Sur le plateau de Saclay (Essonne), le projet System X, dédié à l'industrie du numérique - autre secteur en développement - a obtenu un financement de 336 millions d'euros au titre des investissements d'avenir. L'année 2012 voit aussi la livraison de la pharaonique Cité du cinéma, à Saint-Denis (Seine-Saint-Denis), chère au réalisateur Luc Besson et élément essentiel du cluster sur l'image en cours de création. Enfin dans le sillage de Disneyland Paris, l'industrie touristique continue d'investir en Seine-et-Marne. En 2013 devrait être lancée la première tranche de Villages Nature, dont le coût est estimé à près de 700 millions d'euros.

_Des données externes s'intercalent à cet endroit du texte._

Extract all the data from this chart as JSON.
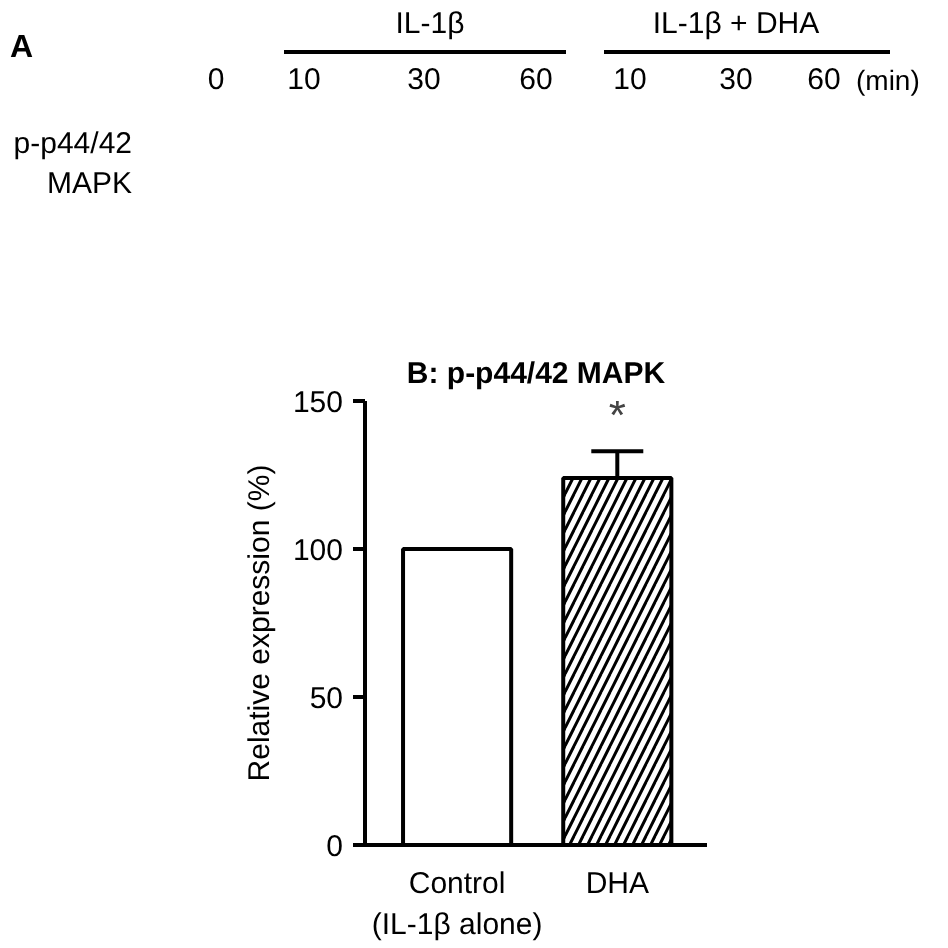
{
  "chart_data": {
    "type": "bar",
    "title": "B: p-p44/42 MAPK",
    "ylabel": "Relative expression (%)",
    "categories": [
      "Control\n(IL-1β alone)",
      "DHA"
    ],
    "values": [
      100,
      124
    ],
    "errors": [
      null,
      9
    ],
    "colors": [
      "#ffffff",
      "#ffffff"
    ],
    "ylim": [
      0,
      150
    ],
    "yticks": [
      0,
      50,
      100,
      150
    ],
    "grid": false,
    "annotations": [
      "*",
      "A",
      "IL-1β",
      "IL-1β + DHA",
      "0",
      "10",
      "30",
      "60",
      "10",
      "30",
      "60",
      "(min)",
      "p-p44/42\nMAPK"
    ]
  }
}
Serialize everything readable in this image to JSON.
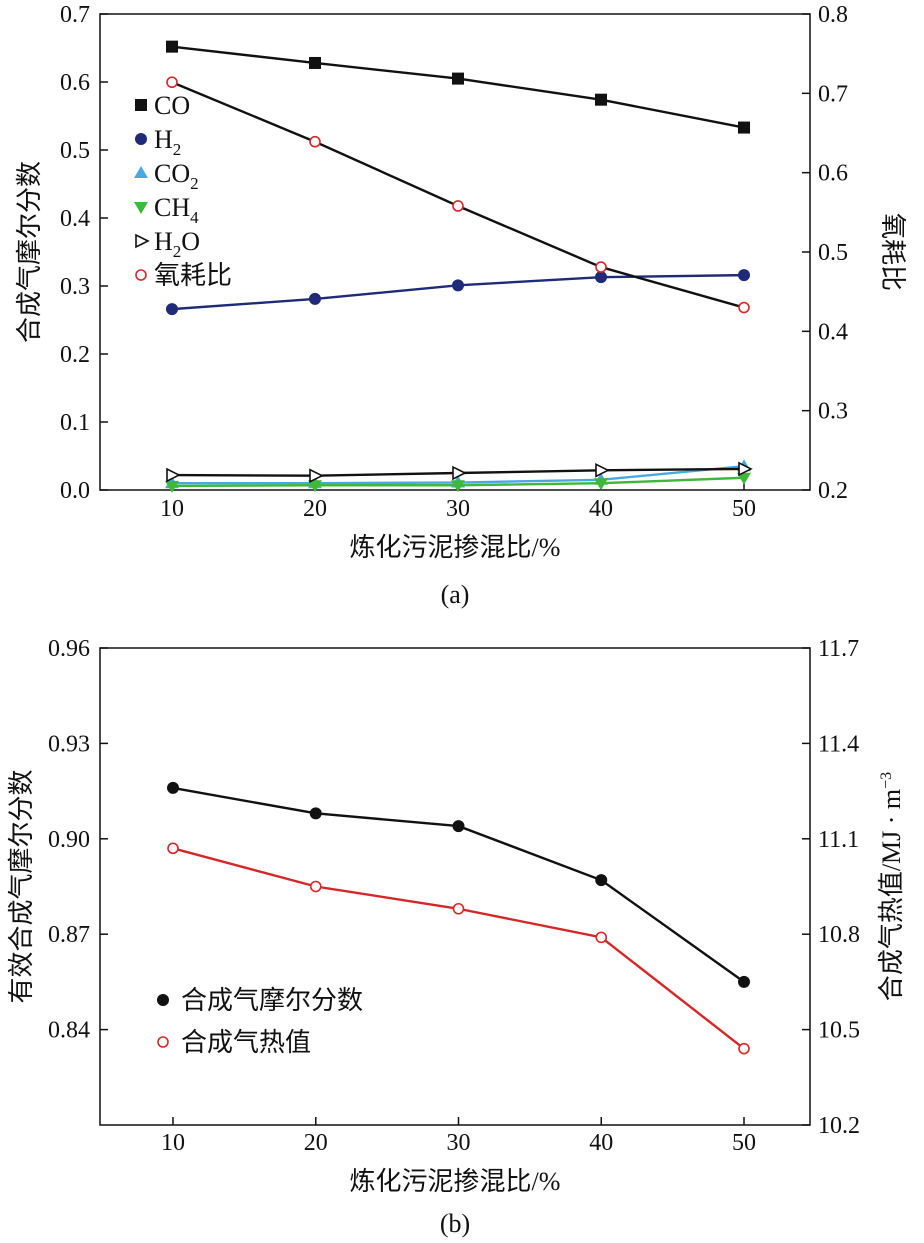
{
  "chart_data": [
    {
      "panel": "a",
      "caption": "(a)",
      "type": "line",
      "xlabel": "炼化污泥掺混比/%",
      "ylabel_left": "合成气摩尔分数",
      "ylabel_right": "氧耗比",
      "xlim": [
        10,
        50
      ],
      "xticks": [
        10,
        20,
        30,
        40,
        50
      ],
      "ylim_left": [
        0.0,
        0.7
      ],
      "yticks_left": [
        "0.0",
        "0.1",
        "0.2",
        "0.3",
        "0.4",
        "0.5",
        "0.6",
        "0.7"
      ],
      "ylim_right": [
        0.2,
        0.8
      ],
      "yticks_right": [
        "0.2",
        "0.3",
        "0.4",
        "0.5",
        "0.6",
        "0.7",
        "0.8"
      ],
      "legend_position": "top-left",
      "x": [
        10,
        20,
        30,
        40,
        50
      ],
      "series": [
        {
          "name": "CO",
          "legend_text": "CO",
          "axis": "left",
          "marker": "square",
          "line_color": "#111111",
          "marker_color": "#111111",
          "values": [
            0.652,
            0.628,
            0.605,
            0.574,
            0.533
          ]
        },
        {
          "name": "H2",
          "legend_text": "H",
          "legend_sub": "2",
          "axis": "left",
          "marker": "circle",
          "line_color": "#1f2a78",
          "marker_color": "#1f2a78",
          "values": [
            0.266,
            0.281,
            0.301,
            0.313,
            0.316
          ]
        },
        {
          "name": "CO2",
          "legend_text": "CO",
          "legend_sub": "2",
          "axis": "left",
          "marker": "triangle-up",
          "line_color": "#4aa8e0",
          "marker_color": "#4aa8e0",
          "values": [
            0.01,
            0.01,
            0.011,
            0.015,
            0.035
          ]
        },
        {
          "name": "CH4",
          "legend_text": "CH",
          "legend_sub": "4",
          "axis": "left",
          "marker": "triangle-down",
          "line_color": "#3db83a",
          "marker_color": "#3db83a",
          "values": [
            0.006,
            0.007,
            0.007,
            0.01,
            0.018
          ]
        },
        {
          "name": "H2O",
          "legend_text": "H",
          "legend_sub": "2",
          "legend_tail": "O",
          "axis": "left",
          "marker": "triangle-right-open",
          "line_color": "#111111",
          "marker_color": "#111111",
          "values": [
            0.022,
            0.021,
            0.025,
            0.029,
            0.031
          ]
        },
        {
          "name": "氧耗比",
          "legend_text": "氧耗比",
          "axis": "right",
          "marker": "circle-open",
          "line_color": "#111111",
          "marker_color": "#d62728",
          "values": [
            0.714,
            0.639,
            0.558,
            0.481,
            0.43
          ]
        }
      ]
    },
    {
      "panel": "b",
      "caption": "(b)",
      "type": "line",
      "xlabel": "炼化污泥掺混比/%",
      "ylabel_left": "有效合成气摩尔分数",
      "ylabel_right": "合成气热值/MJ · m",
      "ylabel_right_sup": "−3",
      "xlim": [
        10,
        50
      ],
      "xticks": [
        10,
        20,
        30,
        40,
        50
      ],
      "ylim_left": [
        0.81,
        0.96
      ],
      "yticks_left": [
        "0.84",
        "0.87",
        "0.90",
        "0.93",
        "0.96"
      ],
      "ylim_right": [
        10.2,
        11.7
      ],
      "yticks_right": [
        "10.2",
        "10.5",
        "10.8",
        "11.1",
        "11.4",
        "11.7"
      ],
      "legend_position": "bottom-left",
      "x": [
        10,
        20,
        30,
        40,
        50
      ],
      "series": [
        {
          "name": "合成气摩尔分数",
          "legend_text": "合成气摩尔分数",
          "axis": "left",
          "marker": "circle",
          "line_color": "#111111",
          "marker_color": "#111111",
          "values": [
            0.916,
            0.908,
            0.904,
            0.887,
            0.855
          ]
        },
        {
          "name": "合成气热值",
          "legend_text": "合成气热值",
          "axis": "right",
          "marker": "circle-open",
          "line_color": "#d62728",
          "marker_color": "#d62728",
          "values": [
            11.07,
            10.95,
            10.88,
            10.79,
            10.44
          ]
        }
      ]
    }
  ]
}
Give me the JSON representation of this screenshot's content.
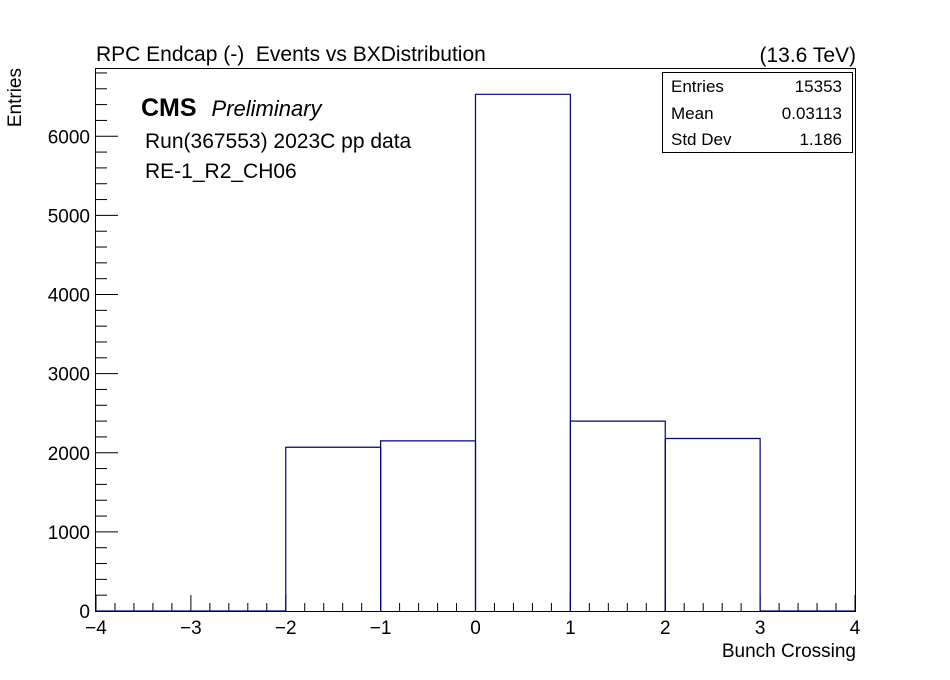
{
  "header": {
    "title": "RPC Endcap (-)  Events vs BXDistribution",
    "energy": "(13.6 TeV)"
  },
  "labels": {
    "cms": "CMS",
    "preliminary": "Preliminary",
    "run": "Run(367553) 2023C pp data",
    "chamber": "RE-1_R2_CH06"
  },
  "stats": [
    {
      "key": "Entries",
      "value": "15353"
    },
    {
      "key": "Mean",
      "value": "0.03113"
    },
    {
      "key": "Std Dev",
      "value": "1.186"
    }
  ],
  "chart_data": {
    "type": "bar",
    "histogram": true,
    "bin_edges": [
      -4,
      -3,
      -2,
      -1,
      0,
      1,
      2,
      3,
      4
    ],
    "values": [
      0,
      0,
      2070,
      2150,
      6530,
      2400,
      2180,
      0
    ],
    "xlabel": "Bunch Crossing",
    "ylabel": "Entries",
    "xlim": [
      -4,
      4
    ],
    "ylim": [
      0,
      6850
    ],
    "xticks": [
      -4,
      -3,
      -2,
      -1,
      0,
      1,
      2,
      3,
      4
    ],
    "xtick_labels": [
      "−4",
      "−3",
      "−2",
      "−1",
      "0",
      "1",
      "2",
      "3",
      "4"
    ],
    "yticks": [
      0,
      1000,
      2000,
      3000,
      4000,
      5000,
      6000
    ],
    "ytick_labels": [
      "0",
      "1000",
      "2000",
      "3000",
      "4000",
      "5000",
      "6000"
    ],
    "line_color": "#000080",
    "grid": false
  }
}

EDF installe sa R&D et son campus à Palaiseau
À l'automne sera donné le coup d'envoi de la construction sur le plateau de Saclay du plus grand centre de R&D du groupe EDF, assorti de la réalisation d'un établissement qui constituera le site amiral de l'activité de formation de l'électricien. Plusieurs parcelles, représentant environ 14 ha et proches de l'école Polytechnique ainsi que de plusieurs centres de recherche, ont été sélectionnées sur la commune de Palaiseau (Essonne). Coût de ce projet gigantesque : 380 millions d'euros. Le nouveau centre de Saclay regroupera les équipes de R&D installées à Clamart (Hauts-de-Seine), soit près de 1 000 salariés. Leurs champs d'expertise sont très divers : nucléaire, mécanique, génie logiciel, mathématiques et simulation numérique, économie de l'électricité. On y trouve aussi plusieurs laboratoires expérimentaux dans des domaines comme les machines tournantes, l'électronique de puissance, les téléservices et la maison communicante. Ainsi, 500 000 m² seront construits avec une extension de 100 000 m² pour le seul centre de R&D, auxquels s'ajouteront 25 000 m² pour le campus formation qui comprendra notamment 70 salles de cours et 270 chambres afin d'accueillir jusqu'à 600 stagiaires par jour. L'ensemble immobilier devrait être livré au deuxième trimestre 2015.